And just as the tussle between Buenos Aires province hopefuls Esteban Bullrich and Cristina Fernández de Kirchner dominated headlines for months ahead of the vote in October, so too was life at the Primera giants turned upside down by their latest elections.
A member’s right to decide who sits at the head of the board is sacred. Almost every professional Argentine club is run, in name at least, as a civil, non-profit society, owned by its members who are entrusted with electing a president to administer institutional affairs.
Terms are fixed and usually limited, meaning in most teams – and in theory at least – no president can take effective permanent control of affairs and finances. The system is in stark contrast to the norm in Europe, where the vast majority of teams are in the hands of private investors or public stockholders, with the common fan given little say over how the institution is run.
This latest round of elections saw three incumbents from wildly differing backgrounds put their records to the public vote.
Racing Club’s Víctor Blanco, an immigrant from Galicia turned businessman and current owner of the Savoy Hotel in Buenos Aires, saw off the challenge of young entrepreneur Matías Gainza Eurnekian, while at River Rodolfo D’Onofrio, an insurance executive and consultant by trade, was elected with a resounding 75 percent of the vote over Antonio Caselli. Independiente saw teamsters boss and former CGT leader Hugo Moyano returned to power with an even bigger share: in the wake of Copa Sudamericana victory just days before the election, 89 percent of voting members chose the often-controversial trade unionist, whose son Pablo acts as the club’s first vice-president.
The trio of winners shared not just overwhelming support from fans for second terms, but also campaigns that – similar to those in the legislative elections – were never far from controversy.
River’s vote was previously suspended through a resolution handed down by Judge Claudio Bonadío, who ensured his name would stay in the headlines after his controversial treason charges against Kirchner and other former government functionaries. Bonadío deemed that suspicions surrounding dead or missing members on the electoral roll were sufficient to delay the election; D’Onofrio’s supporters later dedicated the judge and Caselli a derogatory chant when the results confirmed the incumbent’s crushing win.
Moyano, too, has been in the eye of the storm. The Independiente campaign was marred by accusations of barra brava intimidation against coach Ariel Holan – who resigned his post this week after months of travelling under police protection as a result of the extortion attempts – as well as the arrest of vice-president Noray Nakis, on charges of forming an illicit association with the barra to take a cut of the illicit car parking and merchandise sales on match days.
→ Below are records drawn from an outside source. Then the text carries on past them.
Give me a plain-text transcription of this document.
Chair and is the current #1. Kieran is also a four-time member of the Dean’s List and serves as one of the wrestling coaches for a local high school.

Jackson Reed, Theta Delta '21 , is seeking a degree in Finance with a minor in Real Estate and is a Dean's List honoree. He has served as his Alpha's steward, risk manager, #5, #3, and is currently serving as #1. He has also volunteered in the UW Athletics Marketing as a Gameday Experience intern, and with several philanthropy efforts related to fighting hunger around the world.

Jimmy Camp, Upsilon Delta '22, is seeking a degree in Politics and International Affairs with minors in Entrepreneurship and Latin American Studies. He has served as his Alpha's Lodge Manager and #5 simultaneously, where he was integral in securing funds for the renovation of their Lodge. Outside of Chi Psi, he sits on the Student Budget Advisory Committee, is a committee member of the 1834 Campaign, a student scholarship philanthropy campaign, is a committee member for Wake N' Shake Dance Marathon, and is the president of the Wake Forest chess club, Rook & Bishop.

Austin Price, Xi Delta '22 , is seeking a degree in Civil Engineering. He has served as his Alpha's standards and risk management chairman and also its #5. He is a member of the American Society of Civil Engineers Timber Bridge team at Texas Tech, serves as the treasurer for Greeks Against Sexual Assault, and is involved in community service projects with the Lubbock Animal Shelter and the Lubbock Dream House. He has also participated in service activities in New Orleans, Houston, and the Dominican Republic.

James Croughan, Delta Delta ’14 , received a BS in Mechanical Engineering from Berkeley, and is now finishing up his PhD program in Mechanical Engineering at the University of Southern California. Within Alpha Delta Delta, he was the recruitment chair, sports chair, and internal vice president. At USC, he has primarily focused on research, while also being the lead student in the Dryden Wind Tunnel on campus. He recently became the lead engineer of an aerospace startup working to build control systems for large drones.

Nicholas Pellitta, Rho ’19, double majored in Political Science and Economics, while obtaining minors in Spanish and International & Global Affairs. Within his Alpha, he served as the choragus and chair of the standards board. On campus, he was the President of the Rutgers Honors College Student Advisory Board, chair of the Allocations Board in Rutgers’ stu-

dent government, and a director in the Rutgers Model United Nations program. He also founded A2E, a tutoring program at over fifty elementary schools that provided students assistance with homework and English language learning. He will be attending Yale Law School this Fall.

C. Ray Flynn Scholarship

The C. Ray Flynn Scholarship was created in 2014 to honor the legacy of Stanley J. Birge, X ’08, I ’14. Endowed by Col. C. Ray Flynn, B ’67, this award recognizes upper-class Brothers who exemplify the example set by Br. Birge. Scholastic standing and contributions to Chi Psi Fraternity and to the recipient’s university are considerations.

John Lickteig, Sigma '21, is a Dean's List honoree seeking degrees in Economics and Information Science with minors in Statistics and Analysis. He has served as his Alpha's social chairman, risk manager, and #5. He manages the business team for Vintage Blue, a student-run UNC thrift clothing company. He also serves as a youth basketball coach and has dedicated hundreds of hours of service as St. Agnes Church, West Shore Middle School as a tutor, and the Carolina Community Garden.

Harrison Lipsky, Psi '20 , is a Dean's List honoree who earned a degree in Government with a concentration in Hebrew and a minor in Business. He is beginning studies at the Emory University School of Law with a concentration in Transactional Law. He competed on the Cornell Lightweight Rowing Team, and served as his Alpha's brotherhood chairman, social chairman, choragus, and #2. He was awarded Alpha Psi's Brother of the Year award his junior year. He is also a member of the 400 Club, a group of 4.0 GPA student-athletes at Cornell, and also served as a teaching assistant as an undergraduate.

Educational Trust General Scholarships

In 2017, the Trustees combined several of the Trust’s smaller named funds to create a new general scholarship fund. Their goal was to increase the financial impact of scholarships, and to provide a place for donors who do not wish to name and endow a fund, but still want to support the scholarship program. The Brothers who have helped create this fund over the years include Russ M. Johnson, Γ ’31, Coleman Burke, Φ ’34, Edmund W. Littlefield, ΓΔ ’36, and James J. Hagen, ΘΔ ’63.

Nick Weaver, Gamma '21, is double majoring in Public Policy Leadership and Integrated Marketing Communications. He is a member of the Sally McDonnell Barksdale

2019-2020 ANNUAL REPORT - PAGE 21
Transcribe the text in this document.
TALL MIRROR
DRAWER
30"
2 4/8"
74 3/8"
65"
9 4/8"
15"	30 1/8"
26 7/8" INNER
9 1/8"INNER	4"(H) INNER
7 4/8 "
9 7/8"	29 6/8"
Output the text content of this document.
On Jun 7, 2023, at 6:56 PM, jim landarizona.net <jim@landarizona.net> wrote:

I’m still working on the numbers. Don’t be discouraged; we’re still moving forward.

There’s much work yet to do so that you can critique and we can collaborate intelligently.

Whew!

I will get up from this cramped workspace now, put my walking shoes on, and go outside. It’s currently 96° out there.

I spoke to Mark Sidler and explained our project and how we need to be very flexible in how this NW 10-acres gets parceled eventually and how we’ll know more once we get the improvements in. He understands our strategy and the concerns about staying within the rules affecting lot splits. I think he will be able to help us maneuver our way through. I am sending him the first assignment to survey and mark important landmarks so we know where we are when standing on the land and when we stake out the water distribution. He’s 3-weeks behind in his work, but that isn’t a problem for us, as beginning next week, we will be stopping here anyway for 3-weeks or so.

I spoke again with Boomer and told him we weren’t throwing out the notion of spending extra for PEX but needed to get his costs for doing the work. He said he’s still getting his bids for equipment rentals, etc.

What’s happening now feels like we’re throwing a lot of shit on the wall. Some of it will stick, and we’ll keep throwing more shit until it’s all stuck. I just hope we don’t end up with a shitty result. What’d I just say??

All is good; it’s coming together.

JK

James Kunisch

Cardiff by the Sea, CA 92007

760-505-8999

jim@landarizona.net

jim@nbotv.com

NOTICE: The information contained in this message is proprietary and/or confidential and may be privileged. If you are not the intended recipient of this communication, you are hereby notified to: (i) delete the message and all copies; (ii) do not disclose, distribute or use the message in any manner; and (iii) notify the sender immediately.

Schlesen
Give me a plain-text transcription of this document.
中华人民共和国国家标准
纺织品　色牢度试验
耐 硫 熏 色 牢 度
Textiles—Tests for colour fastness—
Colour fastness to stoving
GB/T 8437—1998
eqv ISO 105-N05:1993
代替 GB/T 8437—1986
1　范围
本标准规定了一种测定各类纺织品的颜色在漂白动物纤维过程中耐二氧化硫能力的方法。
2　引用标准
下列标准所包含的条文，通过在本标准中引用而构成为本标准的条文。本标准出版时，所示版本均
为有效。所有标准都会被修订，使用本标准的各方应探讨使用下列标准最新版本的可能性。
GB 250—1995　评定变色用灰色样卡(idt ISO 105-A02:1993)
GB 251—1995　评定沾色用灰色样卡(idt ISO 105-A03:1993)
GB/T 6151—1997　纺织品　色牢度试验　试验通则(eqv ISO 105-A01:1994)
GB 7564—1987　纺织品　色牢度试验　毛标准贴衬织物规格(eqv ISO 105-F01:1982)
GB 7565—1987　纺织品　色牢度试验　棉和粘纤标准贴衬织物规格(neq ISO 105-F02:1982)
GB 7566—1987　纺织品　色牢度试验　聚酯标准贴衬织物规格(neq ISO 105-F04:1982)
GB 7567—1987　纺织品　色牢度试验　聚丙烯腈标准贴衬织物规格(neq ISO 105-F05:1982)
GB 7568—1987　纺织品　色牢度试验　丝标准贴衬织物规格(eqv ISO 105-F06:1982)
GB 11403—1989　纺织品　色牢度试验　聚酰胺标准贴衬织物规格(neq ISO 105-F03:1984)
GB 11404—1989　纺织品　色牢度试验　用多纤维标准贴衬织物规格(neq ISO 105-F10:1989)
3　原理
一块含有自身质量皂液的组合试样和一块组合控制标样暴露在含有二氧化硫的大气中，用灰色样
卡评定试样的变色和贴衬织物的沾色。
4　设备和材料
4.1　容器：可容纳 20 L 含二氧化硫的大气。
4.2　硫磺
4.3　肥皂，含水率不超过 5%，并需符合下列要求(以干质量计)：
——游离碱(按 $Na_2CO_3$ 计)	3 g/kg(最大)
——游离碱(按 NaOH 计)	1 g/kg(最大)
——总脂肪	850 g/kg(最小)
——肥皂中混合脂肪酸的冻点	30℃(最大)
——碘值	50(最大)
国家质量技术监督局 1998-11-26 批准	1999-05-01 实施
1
While Blanco’s travails just down the road in Avellaneda were not nearly as serious, the Racing president also took flak in some sectors for hiring out El Cilindro for Kirchner’s pre-election rally and for a mediocre 2017 on the pitch. As in any area of Argentine society, any discussion, politics is rarely far away.
The lesson, then, from this latest batch of elections is that incumbents are extremely hard to beat. In common with most general or provincial plebiscites, those in charge have far more power to mobilise supporters – and, when push comes to shove, most voters tend towards a familiar face rather than taking a leap into the unknown.
But members at least know the constitutional guarantees are in place to remove an unpopular supremo, a feat much harder to achieve at clubs run directly from the boardroom. Hated Newcastle United owner Mike Ashley, for instance, is only now selling up after a seemingly eternal 10 years at the helm; other clubs, most recently historic London instution Leyton Orient, have been run to the brink of inexistence by greedy or incompetent administrators.
Is democracy a safeguard against all boardroom excesses? Of course not. Many Argentine clubs are in desperate straits because of their elected officials’ mismanagement, while particularly wily (not to say unscrupulous) presidents like ex-Newell’s chief Eduardo López can entrench themselves for years in the role with clever manipulation of the courts and electoral process. López went 14 years without holding an election in Rosario, and is now facing serious charges of corruption while Newell’s themselves are still feeling the effects of more than a decade of the former head’s pilfering of club accounts. But the vast majority of football fans are determined to keep the system in place and ultimate power in their hands, celebrating each election as a reaffirmation of this unique sporting democracy.